なんだろうと思っていると、私の手をとって私を立ち上がらせた。

な、な、何? 今度は何?

私に考える余地もなく彼は俊敏な動きで私の背後に周り私を抱きしめてきた。

バックハグ!

宙に天使が舞っている。

私はこのまま天に召されるのでしょうか。

するとそのまま八重樫君は私が座っていた椅子に座り、私は八重樫君の膝の上に乗せられた。

「どう? ドキドキする?」

「か、からかってるんですか? 全然しません」

嘘です。ドキドキしまくっています。

「本当はしてるんでしょ」

そう言うと八重樫君は私の手をサワサワと触りながら恋人繋ぎをしてきた。

指からまってますけど!

ダメダメ。動揺したらダメ。こんな年下に動揺していたなんてバレた時には明日社内中の笑いものにされる。
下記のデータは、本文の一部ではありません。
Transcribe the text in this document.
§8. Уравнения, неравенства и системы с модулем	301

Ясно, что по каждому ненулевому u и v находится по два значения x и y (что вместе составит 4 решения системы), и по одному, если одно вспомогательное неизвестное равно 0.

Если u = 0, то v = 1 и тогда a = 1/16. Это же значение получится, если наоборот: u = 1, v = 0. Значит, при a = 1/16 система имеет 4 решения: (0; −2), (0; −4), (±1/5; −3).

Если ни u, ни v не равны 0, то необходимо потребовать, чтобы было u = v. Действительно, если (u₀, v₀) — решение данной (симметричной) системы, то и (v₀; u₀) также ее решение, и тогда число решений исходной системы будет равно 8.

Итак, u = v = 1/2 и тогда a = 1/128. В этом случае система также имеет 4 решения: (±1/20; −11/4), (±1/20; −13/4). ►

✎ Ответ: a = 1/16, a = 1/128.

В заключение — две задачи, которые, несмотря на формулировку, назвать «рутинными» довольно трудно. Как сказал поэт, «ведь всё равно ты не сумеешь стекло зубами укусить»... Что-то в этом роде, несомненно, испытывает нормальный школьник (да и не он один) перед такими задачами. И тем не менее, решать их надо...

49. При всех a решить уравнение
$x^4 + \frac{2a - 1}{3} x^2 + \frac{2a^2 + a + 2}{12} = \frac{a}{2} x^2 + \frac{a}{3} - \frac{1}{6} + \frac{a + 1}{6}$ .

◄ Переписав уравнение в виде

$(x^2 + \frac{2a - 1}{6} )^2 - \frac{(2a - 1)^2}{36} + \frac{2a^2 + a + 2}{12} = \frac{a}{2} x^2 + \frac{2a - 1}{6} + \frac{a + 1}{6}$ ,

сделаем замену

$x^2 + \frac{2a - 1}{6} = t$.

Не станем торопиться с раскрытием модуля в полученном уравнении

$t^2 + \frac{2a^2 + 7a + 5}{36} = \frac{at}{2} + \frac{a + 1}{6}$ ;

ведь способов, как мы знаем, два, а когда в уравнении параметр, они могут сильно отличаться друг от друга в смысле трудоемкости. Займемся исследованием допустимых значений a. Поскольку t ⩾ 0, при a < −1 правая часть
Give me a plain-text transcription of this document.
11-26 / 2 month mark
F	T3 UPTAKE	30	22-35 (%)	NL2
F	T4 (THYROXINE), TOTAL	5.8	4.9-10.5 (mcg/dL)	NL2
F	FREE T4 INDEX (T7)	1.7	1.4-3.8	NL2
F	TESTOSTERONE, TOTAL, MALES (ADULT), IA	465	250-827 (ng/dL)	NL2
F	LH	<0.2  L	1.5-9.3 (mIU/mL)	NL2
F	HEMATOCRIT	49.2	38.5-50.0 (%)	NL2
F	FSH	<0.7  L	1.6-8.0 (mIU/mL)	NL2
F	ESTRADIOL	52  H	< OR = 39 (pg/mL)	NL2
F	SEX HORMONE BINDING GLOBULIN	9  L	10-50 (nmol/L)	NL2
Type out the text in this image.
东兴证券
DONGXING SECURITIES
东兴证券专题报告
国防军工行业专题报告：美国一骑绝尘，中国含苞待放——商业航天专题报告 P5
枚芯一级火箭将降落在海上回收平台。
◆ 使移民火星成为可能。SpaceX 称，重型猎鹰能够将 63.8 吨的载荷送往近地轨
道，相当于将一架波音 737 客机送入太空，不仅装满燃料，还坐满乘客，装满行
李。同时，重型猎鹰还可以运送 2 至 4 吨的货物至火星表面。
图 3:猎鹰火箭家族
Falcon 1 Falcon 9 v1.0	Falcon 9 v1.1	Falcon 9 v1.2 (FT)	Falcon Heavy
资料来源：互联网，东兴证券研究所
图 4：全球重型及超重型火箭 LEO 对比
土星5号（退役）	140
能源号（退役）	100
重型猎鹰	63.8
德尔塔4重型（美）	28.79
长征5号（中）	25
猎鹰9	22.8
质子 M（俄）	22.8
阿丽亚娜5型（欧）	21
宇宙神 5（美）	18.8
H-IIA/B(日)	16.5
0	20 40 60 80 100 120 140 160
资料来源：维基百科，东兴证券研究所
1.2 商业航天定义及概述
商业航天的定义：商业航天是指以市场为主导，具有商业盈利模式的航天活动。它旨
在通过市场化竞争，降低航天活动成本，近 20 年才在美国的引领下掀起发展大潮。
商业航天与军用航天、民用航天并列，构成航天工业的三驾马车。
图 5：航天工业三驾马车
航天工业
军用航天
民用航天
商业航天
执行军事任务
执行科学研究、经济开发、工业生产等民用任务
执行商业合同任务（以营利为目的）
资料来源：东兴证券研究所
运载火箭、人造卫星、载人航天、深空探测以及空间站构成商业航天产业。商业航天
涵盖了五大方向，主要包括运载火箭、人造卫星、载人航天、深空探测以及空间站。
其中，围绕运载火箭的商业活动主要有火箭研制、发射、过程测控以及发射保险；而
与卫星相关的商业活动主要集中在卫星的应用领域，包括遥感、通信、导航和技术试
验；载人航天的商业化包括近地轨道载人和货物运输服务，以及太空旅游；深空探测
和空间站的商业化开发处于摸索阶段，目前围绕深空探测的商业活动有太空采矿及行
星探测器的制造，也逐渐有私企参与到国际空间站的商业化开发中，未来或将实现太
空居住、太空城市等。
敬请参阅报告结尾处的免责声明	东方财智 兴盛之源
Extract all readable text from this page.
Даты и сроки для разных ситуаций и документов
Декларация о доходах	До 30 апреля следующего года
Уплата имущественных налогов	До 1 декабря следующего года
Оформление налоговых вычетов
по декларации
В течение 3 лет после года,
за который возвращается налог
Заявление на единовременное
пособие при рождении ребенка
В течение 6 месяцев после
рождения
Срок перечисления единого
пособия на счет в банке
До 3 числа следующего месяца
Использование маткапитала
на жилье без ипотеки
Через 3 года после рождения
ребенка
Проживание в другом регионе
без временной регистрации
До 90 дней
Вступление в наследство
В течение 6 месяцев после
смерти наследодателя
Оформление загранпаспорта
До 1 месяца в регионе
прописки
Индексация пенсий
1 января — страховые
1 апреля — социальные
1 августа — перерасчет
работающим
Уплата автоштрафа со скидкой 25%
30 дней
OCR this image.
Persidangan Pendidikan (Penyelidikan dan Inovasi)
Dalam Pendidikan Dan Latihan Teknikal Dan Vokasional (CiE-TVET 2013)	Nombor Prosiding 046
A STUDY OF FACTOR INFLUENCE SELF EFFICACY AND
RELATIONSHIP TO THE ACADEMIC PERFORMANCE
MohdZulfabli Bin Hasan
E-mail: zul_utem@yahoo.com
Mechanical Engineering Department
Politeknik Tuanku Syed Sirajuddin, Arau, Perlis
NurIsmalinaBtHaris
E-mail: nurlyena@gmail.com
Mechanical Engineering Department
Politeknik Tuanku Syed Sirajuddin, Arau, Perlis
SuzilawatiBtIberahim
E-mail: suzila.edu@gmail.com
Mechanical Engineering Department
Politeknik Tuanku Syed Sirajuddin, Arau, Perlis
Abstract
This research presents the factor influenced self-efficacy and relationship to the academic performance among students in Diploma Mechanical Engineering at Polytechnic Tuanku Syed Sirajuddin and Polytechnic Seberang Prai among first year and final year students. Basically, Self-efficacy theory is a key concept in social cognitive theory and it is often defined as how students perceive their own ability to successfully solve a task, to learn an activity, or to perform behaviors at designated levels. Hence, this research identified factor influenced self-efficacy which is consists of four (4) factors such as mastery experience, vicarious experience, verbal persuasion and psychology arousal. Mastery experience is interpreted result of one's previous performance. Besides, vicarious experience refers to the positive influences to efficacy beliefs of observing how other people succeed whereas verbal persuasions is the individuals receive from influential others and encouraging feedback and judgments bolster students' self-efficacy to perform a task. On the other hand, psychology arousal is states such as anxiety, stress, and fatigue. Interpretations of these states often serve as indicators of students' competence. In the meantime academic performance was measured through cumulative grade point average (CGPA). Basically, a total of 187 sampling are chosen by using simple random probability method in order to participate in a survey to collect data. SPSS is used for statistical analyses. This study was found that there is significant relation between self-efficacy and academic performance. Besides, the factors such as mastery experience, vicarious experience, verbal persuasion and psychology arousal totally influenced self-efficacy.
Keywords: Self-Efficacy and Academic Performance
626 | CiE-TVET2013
もがけばもがくほど八重樫君との密着度が上がってしまう。

これ以上はもう無理と目をぎゅっと閉じると「あはは……二条さん、さすがにここではやらないよ」と横から私の顔を覗いた八重樫君に笑われた。

やられた。完全に馬鹿にされている。

八重樫君は「明日、いつもの時間にいつもの映画館で」と私の耳元で言い、立ち上がると私を解放してそのまま帰っていった。

もちろん八重樫君の言う事なんて……

聞かないつもりがいつもの時間にいつもの格好で映画館にやって来てしまった。

いやいや、これは八重樫君に言われたからではなく、習慣というものだ。

毎週この時間にここに来る。それは私のルーティンではないか。

辺りを見渡すと、今日もモデル並みにおしゃれでカッコいい八重樫君が気怠そうに入口付近の壁に寄りかかっていた。

怠ければ来なければいいのに。

彼の前を通る女性たちは芸能人でも見たかのように騒いでいる。

分からなくはない。それくらい輝いている。

が、しかし、私は騒がない。むしろ見つかってはならない。下を向いて騒いでいる女性たちに紛れて彼の前を通る。

「何、素通りしてんの?」

悪魔に捕まった。

「あら、いらしてたんですか? 気が付きませんでした」ととぼけてみるも、「何お嬢様ぶってんの?」とイタイ子認定された。

屈辱だ。

「チケット買ってあるからとりあえず、あそこでコーヒー飲もう」

八重樫君に手を握られ連行されるようにイートインスペースに移動した。

「それで今日は何を観るのですか?」

「それはあとのお楽しみ」

な、なんですか? 楽しそうな微笑みを浮かべて、これじゃあまるで彼女とのデートを楽しんでいる彼氏みたいじゃないですか。

「眠そうですが、大丈夫ですか?」

カップルっぽくない話題を探したが、なんだか彼氏を心配する彼女っぽい発言になってしまった。